Wednesday, 26 April 2006: 4:15 PM
Regency Grand Ballroom (Hyatt Regency Monterey)
Using the retrieved temperature and humidity profiles from the AIRS suite on the NASA Aqua satellite, the Saharan Air Layer (SAL) activity and its influence on the formation of Hurricane Isabel (2003) are simulated numerically with MM5. The warmth and dryness of the SAL (the thermodynamic effect) is considered by the nudging technique, which enables the model thermodynamic state to be relaxed to the profiles of the AIRS retrieved data for the regions without deep convection.

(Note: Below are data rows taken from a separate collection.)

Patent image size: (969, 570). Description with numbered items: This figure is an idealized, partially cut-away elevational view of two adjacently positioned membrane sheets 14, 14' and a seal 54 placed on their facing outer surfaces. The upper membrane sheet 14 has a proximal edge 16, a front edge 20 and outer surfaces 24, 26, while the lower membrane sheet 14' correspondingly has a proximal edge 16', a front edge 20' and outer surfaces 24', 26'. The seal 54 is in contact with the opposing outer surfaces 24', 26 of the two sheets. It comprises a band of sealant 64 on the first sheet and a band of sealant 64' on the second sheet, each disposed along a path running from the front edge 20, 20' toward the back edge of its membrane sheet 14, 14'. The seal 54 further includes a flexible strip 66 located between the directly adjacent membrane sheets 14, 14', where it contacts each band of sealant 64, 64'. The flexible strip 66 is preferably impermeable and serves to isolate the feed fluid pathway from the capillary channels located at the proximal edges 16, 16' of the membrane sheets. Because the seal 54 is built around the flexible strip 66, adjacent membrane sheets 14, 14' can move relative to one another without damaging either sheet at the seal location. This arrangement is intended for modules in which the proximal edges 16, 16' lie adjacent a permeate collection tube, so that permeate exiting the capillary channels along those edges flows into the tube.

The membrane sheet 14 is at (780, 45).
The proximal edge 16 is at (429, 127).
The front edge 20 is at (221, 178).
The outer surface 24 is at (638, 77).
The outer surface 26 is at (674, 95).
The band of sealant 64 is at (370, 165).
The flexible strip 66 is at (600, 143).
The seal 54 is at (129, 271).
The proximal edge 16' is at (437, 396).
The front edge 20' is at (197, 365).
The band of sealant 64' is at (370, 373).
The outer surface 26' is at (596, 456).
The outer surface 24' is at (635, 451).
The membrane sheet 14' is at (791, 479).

Compared with the SAL effect that is only partially included in the initial and lateral boundary conditions, the simulated large-scale atmospheric circulation is fairly comparable to the NCEP reanalysis and the simulated SAL with nudging the AIRS data delays the formation of Hurricane Isabel and suppresses the development of the other tropical disturbance, suggesting that the AIRS retrieved temperature and humidity profiles provide an opportunity to investigate the influence of the SAL on Atlantic tropical cyclones. This case study confirms the argument by Dunion and Velden (2004) that the SAL can suppress Atlantic tropical cyclone activity by increasing the vertical wind shear, reducing the mean relative humidity, and stabilizing the environment at lower and middle levels.